By Shizuka Goto / Yomiuri Shimbun SportswriterVeteran wheelchair para-athlete Naoki Yasu is shifting gears in a big way, moving off the basketball court and picking up a sword as he takes aim at the 2020 Tokyo Paralympic Games.
Yasu, a member of Japan’s national basketball team at the 2004 Athens Paralympics, competed in fencing at the Asian Para Games in Jakarta in October.
The 41-year-old developed an intractable disease in his second year of junior high school, and became unable to move his hip joints after an operation went wrong.

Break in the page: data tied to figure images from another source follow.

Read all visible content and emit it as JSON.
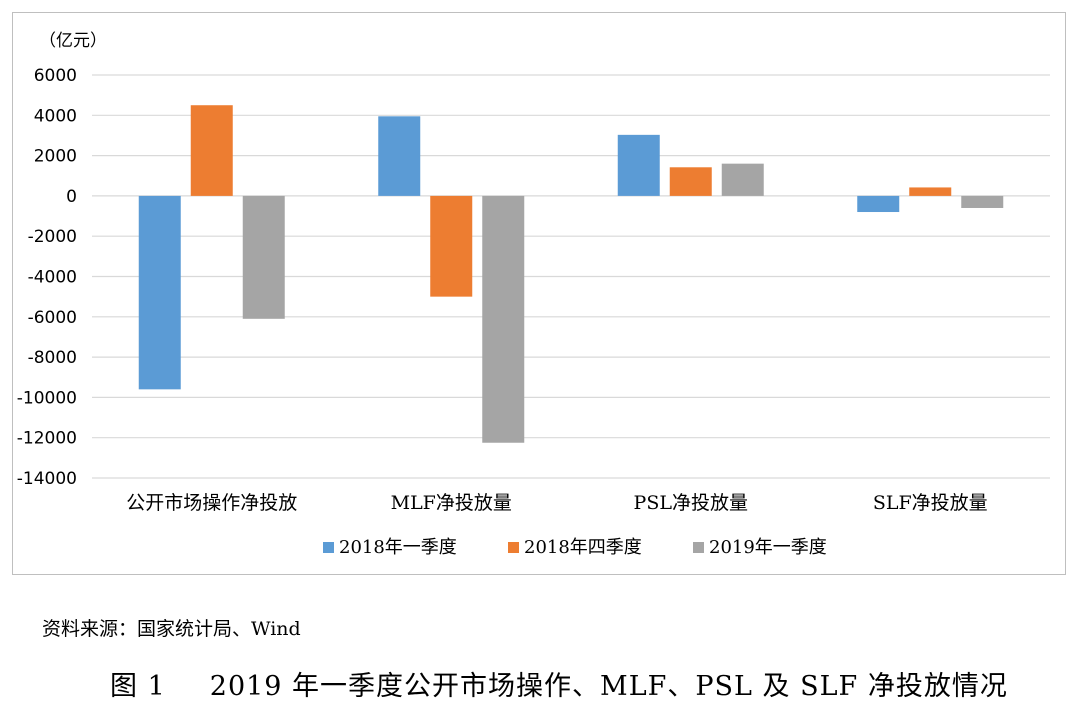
{
  "colors": {
    "series": [
      "#5b9bd5",
      "#ed7d31",
      "#a5a5a5"
    ],
    "grid": "#d9d9d9",
    "frame": "#bfbfbf"
  },
  "chart_data": {
    "type": "bar",
    "unit_label": "（亿元）",
    "categories": [
      "公开市场操作净投放",
      "MLF净投放量",
      "PSL净投放量",
      "SLF净投放量"
    ],
    "series": [
      {
        "name": "2018年一季度",
        "values": [
          -9600,
          3950,
          3030,
          -800
        ]
      },
      {
        "name": "2018年四季度",
        "values": [
          4500,
          -5000,
          1420,
          420
        ]
      },
      {
        "name": "2019年一季度",
        "values": [
          -6100,
          -12250,
          1600,
          -600
        ]
      }
    ],
    "ylim": [
      -14000,
      6000
    ],
    "yticks": [
      6000,
      4000,
      2000,
      0,
      -2000,
      -4000,
      -6000,
      -8000,
      -10000,
      -12000,
      -14000
    ],
    "grid": true,
    "legend_position": "bottom"
  },
  "source_text": "资料来源：国家统计局、Wind",
  "caption": {
    "label": "图 1",
    "text": "2019 年一季度公开市场操作、MLF、PSL 及 SLF 净投放情况"
  }
}
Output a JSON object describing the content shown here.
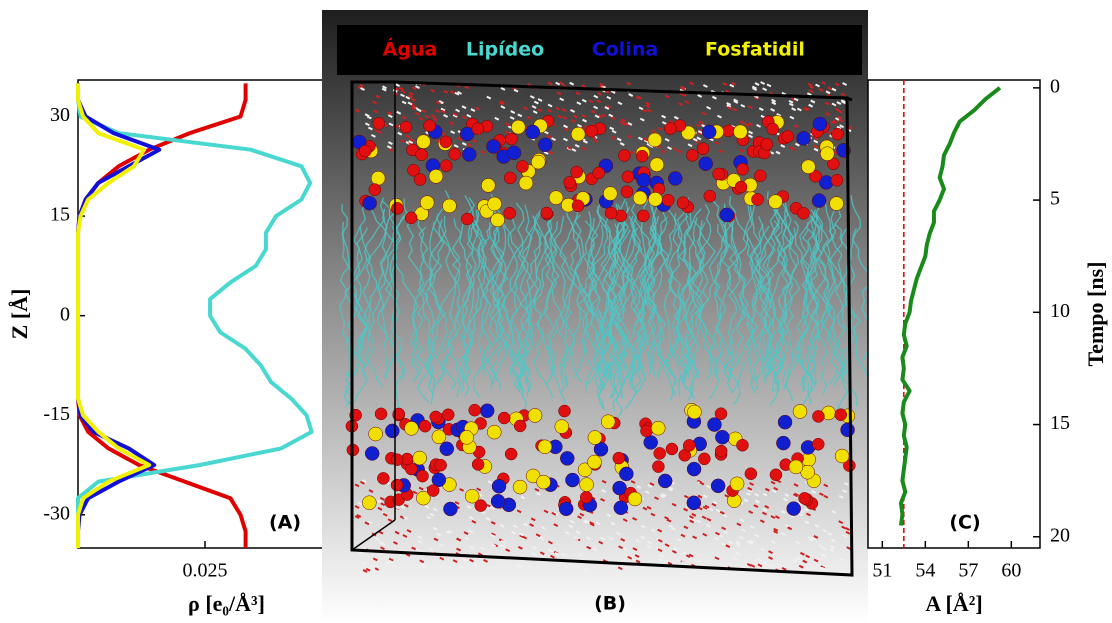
{
  "chart_data": [
    {
      "type": "line",
      "panel_label": "(A)",
      "x_label": "ρ [e₀/Å³]",
      "y_label": "Z [Å]",
      "xlim": [
        0,
        0.0506
      ],
      "xticks": [
        0.025
      ],
      "ylim": [
        -35,
        35.5
      ],
      "yticks": [
        -30,
        -15,
        0,
        15,
        30
      ],
      "y_axis_side": "left",
      "y": [
        35,
        32.5,
        30,
        27.5,
        25,
        22.5,
        20,
        17.5,
        15,
        12.5,
        10,
        7.5,
        5,
        2.5,
        0,
        -2.5,
        -5,
        -7.5,
        -10,
        -12.5,
        -15,
        -17.5,
        -20,
        -22.5,
        -25,
        -27.5,
        -30,
        -32.5,
        -35
      ],
      "series": [
        {
          "name": "Água",
          "color": "#e00000",
          "values": [
            0.033,
            0.033,
            0.032,
            0.022,
            0.014,
            0.008,
            0.004,
            0.0015,
            0.0003,
            0,
            0,
            0,
            0,
            0,
            0,
            0,
            0,
            0,
            0,
            0,
            0.0003,
            0.002,
            0.006,
            0.012,
            0.021,
            0.03,
            0.032,
            0.033,
            0.033
          ]
        },
        {
          "name": "Lipídeo",
          "color": "#48d8d0",
          "values": [
            0,
            0,
            0.0005,
            0.008,
            0.034,
            0.044,
            0.0457,
            0.044,
            0.039,
            0.037,
            0.037,
            0.035,
            0.03,
            0.026,
            0.026,
            0.028,
            0.033,
            0.036,
            0.038,
            0.042,
            0.045,
            0.046,
            0.04,
            0.024,
            0.004,
            0,
            0,
            0,
            0
          ]
        },
        {
          "name": "Colina",
          "color": "#1010d8",
          "values": [
            0,
            0,
            0.0015,
            0.007,
            0.016,
            0.01,
            0.004,
            0.0015,
            0.0003,
            0,
            0,
            0,
            0,
            0,
            0,
            0,
            0,
            0,
            0,
            0,
            0.0005,
            0.003,
            0.01,
            0.015,
            0.008,
            0.002,
            0.0003,
            0,
            0
          ]
        },
        {
          "name": "Fosfatidil",
          "color": "#f0f000",
          "values": [
            0,
            0,
            0.001,
            0.004,
            0.013,
            0.011,
            0.006,
            0.002,
            0.0005,
            0,
            0,
            0,
            0,
            0,
            0,
            0,
            0,
            0,
            0,
            0,
            0.001,
            0.004,
            0.008,
            0.014,
            0.006,
            0.001,
            0,
            0,
            0
          ]
        }
      ]
    },
    {
      "type": "line",
      "panel_label": "(C)",
      "x_label": "A [Å²]",
      "y_label": "Tempo [ns]",
      "xlim": [
        50,
        62
      ],
      "xticks": [
        51,
        54,
        57,
        60
      ],
      "ylim": [
        20.5,
        -0.35
      ],
      "yticks": [
        0,
        5,
        10,
        15,
        20
      ],
      "y_axis_side": "right",
      "vline": 52.5,
      "vline_color": "#e00000",
      "y": [
        0,
        0.5,
        1,
        1.5,
        2,
        2.5,
        3,
        3.5,
        4,
        4.5,
        5,
        5.5,
        6,
        6.5,
        7,
        7.5,
        8,
        8.5,
        9,
        9.5,
        10,
        10.5,
        11,
        11.5,
        12,
        12.5,
        13,
        13.5,
        14,
        14.5,
        15,
        15.5,
        16,
        16.5,
        17,
        17.5,
        18,
        18.5,
        19,
        19.5
      ],
      "series": [
        {
          "color": "#1a8a1a",
          "values": [
            59.2,
            58.2,
            57.4,
            56.4,
            56.0,
            55.7,
            55.3,
            55.2,
            55.0,
            55.3,
            55.0,
            54.6,
            54.6,
            54.3,
            54.1,
            54.0,
            53.7,
            53.4,
            53.2,
            53.0,
            52.9,
            52.6,
            52.5,
            52.7,
            52.4,
            52.5,
            52.4,
            52.9,
            52.5,
            52.4,
            52.6,
            52.5,
            52.7,
            52.6,
            52.5,
            52.4,
            52.6,
            52.3,
            52.4,
            52.3
          ]
        }
      ]
    }
  ],
  "snapshot": {
    "label": "(B)"
  }
}
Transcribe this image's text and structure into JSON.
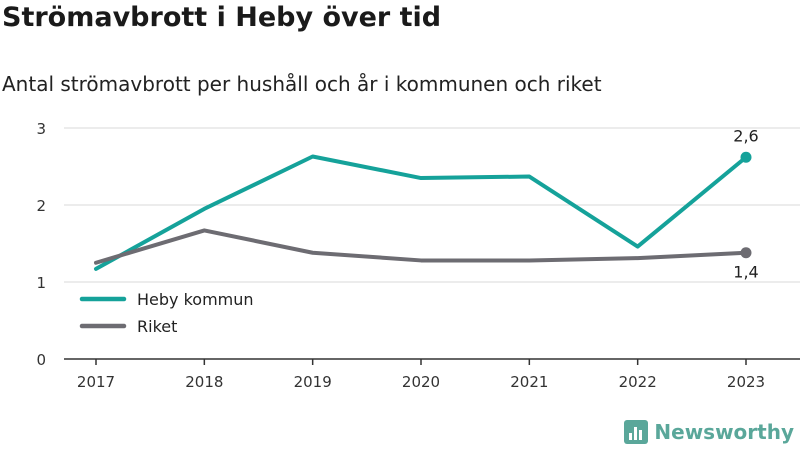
{
  "header": {
    "title": "Strömavbrott i Heby över tid",
    "subtitle": "Antal strömavbrott per hushåll och år i kommunen och riket"
  },
  "brand": {
    "name": "Newsworthy",
    "icon": "newsworthy-logo-icon",
    "color": "#5aa79a"
  },
  "chart_data": {
    "type": "line",
    "x": [
      2017,
      2018,
      2019,
      2020,
      2021,
      2022,
      2023
    ],
    "categories": [
      "2017",
      "2018",
      "2019",
      "2020",
      "2021",
      "2022",
      "2023"
    ],
    "ylim": [
      0,
      3
    ],
    "yticks": [
      0,
      1,
      2,
      3
    ],
    "grid": true,
    "legend_position": "bottom-left",
    "series": [
      {
        "name": "Heby kommun",
        "color": "#15a29a",
        "values": [
          1.17,
          1.95,
          2.63,
          2.35,
          2.37,
          1.46,
          2.62
        ],
        "end_label": "2,6"
      },
      {
        "name": "Riket",
        "color": "#6d6c72",
        "values": [
          1.25,
          1.67,
          1.38,
          1.28,
          1.28,
          1.31,
          1.38
        ],
        "end_label": "1,4"
      }
    ]
  }
}
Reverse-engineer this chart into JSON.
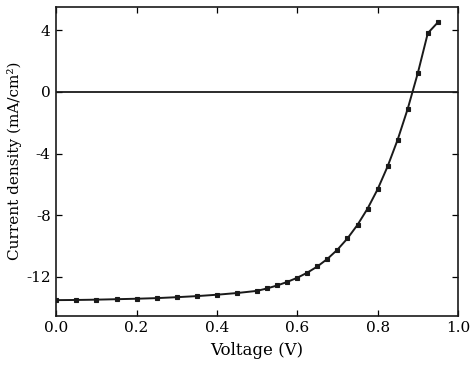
{
  "title": "",
  "xlabel": "Voltage (V)",
  "ylabel": "Current density (mA/cm²)",
  "xlim": [
    0.0,
    1.0
  ],
  "ylim": [
    -14.5,
    5.5
  ],
  "xticks": [
    0.0,
    0.2,
    0.4,
    0.6,
    0.8,
    1.0
  ],
  "yticks": [
    -12,
    -8,
    -4,
    0,
    4
  ],
  "line_color": "#1a1a1a",
  "marker": "s",
  "marker_size": 3.5,
  "marker_color": "#1a1a1a",
  "line_width": 1.4,
  "background_color": "#ffffff",
  "voltage_data": [
    0.0,
    0.05,
    0.1,
    0.15,
    0.2,
    0.25,
    0.3,
    0.35,
    0.4,
    0.45,
    0.5,
    0.525,
    0.55,
    0.575,
    0.6,
    0.625,
    0.65,
    0.675,
    0.7,
    0.725,
    0.75,
    0.775,
    0.8,
    0.825,
    0.85,
    0.875,
    0.9,
    0.925,
    0.95
  ],
  "current_data": [
    -13.5,
    -13.49,
    -13.47,
    -13.44,
    -13.41,
    -13.37,
    -13.31,
    -13.24,
    -13.15,
    -13.04,
    -12.9,
    -12.74,
    -12.55,
    -12.32,
    -12.05,
    -11.72,
    -11.32,
    -10.83,
    -10.23,
    -9.5,
    -8.62,
    -7.57,
    -6.32,
    -4.83,
    -3.1,
    -1.1,
    1.2,
    3.8,
    4.5
  ],
  "axhline_y": 0,
  "axhline_color": "#1a1a1a",
  "axhline_lw": 1.3,
  "xlabel_fontsize": 12,
  "ylabel_fontsize": 11,
  "tick_fontsize": 11,
  "font_family": "serif"
}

He began playing wheelchair basketball during his first year at high school, and eventually turned pro in a European league featuring the world’s best.
Yasu retired from basketball, to which he had dedicated much of his life, four years ago. By then a veteran, he realized it was difficult to compete with the stream of new young athletes for a spot on the national team.
Throughout the year prior to his retirement, Yasu randomly tried his hand at other sports and ultimately chose fencing. The basketball skills he developed — moving around a court and controlling his wheelchair — don’t give him an advantage in fencing, as the wheelchair is in a stationary position during bouts.
Those in his inner circle him advised against fencing, but Yasu had an irresistible attraction to the sport, in which split-second decisions determine the winner.
“I can’t work hard in a sport just because I have an advantage [based on my experience in basketball]. I wanted to choose something that would challenge me the most,” he said.
Yasu’s muscle size was an advantage in basketball but a hindrance in fencing. Initially he could barely practice lunging, so he went on a diet and dropped about 12 kilograms.
Since last year, he has trained with Madoka Nagara (formerly Hisagae), a former member of the women’s national team.
He took third place in men’s sabre at the World Cup in April.
Said Nagara: “Yasu has shown the ability to learn things quickly as a top athlete, and his skills can improve further.”